The actor who played his sidekick, Inspector Fox, was William Simons. IMDB says he was born in Mumbles, South Wales. Mumbles? My first thought was, crazy Brits. Here's what Wikipedia says:

Mumbles is a headland sited on the western edge of Swansea Bay on the southern coast of Wales. ... The headland is thought by some to have been named by French sailors, after the shape of the two anthropomorphic islands which comprise the headland: the word "Mumbles" may be a corruption of the French les mamelles, meaning "the breasts." Another possible source of the name is from the word Mamucium which is generally thought to represent a Latinisation of an original Brythonic name, either from mamm- ("breast," in reference to a "breast-like hill") or from mamma ("mother," in reference to a local river goddess).
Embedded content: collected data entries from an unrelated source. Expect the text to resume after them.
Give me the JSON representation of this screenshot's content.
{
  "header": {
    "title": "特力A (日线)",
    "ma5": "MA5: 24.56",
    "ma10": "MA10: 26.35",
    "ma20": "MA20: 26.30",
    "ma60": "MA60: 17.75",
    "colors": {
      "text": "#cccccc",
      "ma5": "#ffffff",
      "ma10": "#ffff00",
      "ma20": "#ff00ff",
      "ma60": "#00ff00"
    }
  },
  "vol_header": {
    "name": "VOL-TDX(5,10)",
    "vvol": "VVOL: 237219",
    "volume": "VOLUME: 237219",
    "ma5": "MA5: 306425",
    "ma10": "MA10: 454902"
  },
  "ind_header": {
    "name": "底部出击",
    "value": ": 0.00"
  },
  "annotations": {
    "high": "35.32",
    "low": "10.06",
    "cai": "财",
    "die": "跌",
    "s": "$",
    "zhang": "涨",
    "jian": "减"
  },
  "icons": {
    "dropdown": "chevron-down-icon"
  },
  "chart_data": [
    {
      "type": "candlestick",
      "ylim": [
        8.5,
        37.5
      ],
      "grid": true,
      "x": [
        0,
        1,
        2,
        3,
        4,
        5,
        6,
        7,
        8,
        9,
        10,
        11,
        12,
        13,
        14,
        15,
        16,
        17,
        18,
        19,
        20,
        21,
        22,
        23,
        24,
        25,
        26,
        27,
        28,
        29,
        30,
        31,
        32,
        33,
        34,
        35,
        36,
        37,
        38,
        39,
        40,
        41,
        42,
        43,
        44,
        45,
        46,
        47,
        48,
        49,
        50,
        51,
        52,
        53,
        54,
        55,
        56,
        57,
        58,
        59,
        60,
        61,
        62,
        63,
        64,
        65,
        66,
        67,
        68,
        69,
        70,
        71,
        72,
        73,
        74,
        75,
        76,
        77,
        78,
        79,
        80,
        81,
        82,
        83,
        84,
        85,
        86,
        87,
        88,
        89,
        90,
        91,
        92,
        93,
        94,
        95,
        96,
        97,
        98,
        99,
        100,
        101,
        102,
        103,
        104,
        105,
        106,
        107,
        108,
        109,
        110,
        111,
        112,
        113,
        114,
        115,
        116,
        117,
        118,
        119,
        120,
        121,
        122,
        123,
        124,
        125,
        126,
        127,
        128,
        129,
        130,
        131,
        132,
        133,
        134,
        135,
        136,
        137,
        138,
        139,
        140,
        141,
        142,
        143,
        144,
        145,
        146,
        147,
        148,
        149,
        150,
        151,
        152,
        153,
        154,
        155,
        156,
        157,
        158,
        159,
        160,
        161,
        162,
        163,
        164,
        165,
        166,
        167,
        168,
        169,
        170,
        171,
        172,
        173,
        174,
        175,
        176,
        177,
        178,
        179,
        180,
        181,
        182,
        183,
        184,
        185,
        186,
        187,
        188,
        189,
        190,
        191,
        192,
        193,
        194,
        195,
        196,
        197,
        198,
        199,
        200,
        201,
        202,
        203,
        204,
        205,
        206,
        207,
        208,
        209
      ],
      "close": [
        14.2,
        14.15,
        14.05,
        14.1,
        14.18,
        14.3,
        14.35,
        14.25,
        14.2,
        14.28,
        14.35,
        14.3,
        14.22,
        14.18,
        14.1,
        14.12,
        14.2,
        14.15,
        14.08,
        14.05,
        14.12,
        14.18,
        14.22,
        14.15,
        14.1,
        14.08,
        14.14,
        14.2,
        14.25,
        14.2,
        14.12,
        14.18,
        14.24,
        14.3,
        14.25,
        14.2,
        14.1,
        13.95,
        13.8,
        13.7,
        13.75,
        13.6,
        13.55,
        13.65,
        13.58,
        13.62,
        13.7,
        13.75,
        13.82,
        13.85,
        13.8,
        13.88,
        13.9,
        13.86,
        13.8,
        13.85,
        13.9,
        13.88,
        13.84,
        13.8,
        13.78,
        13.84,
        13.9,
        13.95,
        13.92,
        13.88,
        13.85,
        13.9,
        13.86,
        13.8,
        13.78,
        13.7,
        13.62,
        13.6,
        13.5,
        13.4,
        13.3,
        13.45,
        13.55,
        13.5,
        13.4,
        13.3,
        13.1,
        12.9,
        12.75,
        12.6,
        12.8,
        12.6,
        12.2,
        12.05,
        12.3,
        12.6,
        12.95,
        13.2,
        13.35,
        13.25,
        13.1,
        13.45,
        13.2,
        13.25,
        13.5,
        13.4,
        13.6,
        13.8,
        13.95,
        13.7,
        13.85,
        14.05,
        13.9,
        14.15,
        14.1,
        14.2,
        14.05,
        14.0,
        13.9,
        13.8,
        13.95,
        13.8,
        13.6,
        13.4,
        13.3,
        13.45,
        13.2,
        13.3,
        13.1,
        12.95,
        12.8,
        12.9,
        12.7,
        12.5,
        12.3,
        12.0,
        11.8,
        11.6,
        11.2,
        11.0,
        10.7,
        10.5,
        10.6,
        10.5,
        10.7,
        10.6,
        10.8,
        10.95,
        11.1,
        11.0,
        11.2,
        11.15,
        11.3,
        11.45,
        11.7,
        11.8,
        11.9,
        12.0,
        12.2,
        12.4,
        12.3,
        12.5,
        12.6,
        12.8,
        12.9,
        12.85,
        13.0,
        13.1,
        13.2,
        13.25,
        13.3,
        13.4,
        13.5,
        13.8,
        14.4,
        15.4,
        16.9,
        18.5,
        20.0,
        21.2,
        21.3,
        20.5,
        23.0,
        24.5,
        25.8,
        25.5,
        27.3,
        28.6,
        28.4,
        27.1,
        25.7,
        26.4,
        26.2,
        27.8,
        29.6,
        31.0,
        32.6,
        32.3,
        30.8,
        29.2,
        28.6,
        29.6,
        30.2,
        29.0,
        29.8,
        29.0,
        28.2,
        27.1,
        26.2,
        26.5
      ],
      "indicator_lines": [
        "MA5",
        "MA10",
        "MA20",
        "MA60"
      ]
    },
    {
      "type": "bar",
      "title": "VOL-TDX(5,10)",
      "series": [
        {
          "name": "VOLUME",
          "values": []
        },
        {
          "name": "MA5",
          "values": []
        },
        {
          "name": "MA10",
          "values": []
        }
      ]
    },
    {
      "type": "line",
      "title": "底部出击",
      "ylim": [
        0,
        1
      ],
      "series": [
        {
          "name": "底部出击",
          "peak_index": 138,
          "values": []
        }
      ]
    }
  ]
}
I think your first take--crazy Brits--was pretty on target.

Thought I recognized Patrick Malahide in Amazon's photo representing the series. So was he the good Alleyn or the bad one?

I think if I were writing about Agag I would focus on "before God."

When a snake sloughs off its skin, it's "sluff", isn't it?

There is a place in England call Slough and it rhymes with cow.

Look at the rhymes in Betjamin’s poem - eg ‘it isnt fit for people now’


I don’t mean “sluff” or “slew” is the correct one, or any more correct. Just saying those are variants in actual use. I think. “Slew” definitely is. When I see it in print I don’t know which is intended, unless there’s some clue like Betjeman’s rhyme.

Success. Now this post is the first Google result.


Malahide is the good one. This was the first role I ever saw him in. I am glad I didn't see him as Casaubon first.

Yes, it can be "slough." That's always the first thing that comes to my mind.


Like Marianne, I associate Malahide with villainous characters, although I can't think of a specific one. I don't know who Casaubon is. Or rather I didn't until just know when I looked him up.

Oh. I thought we had talked about Middlemarch here. Wonder where that was.


It's possible. But I've never read it or seen a film/tv adaptation..or have I?...definitely haven't read it but there was some George Eliot thing I saw some years ago...I don't remember, anyway.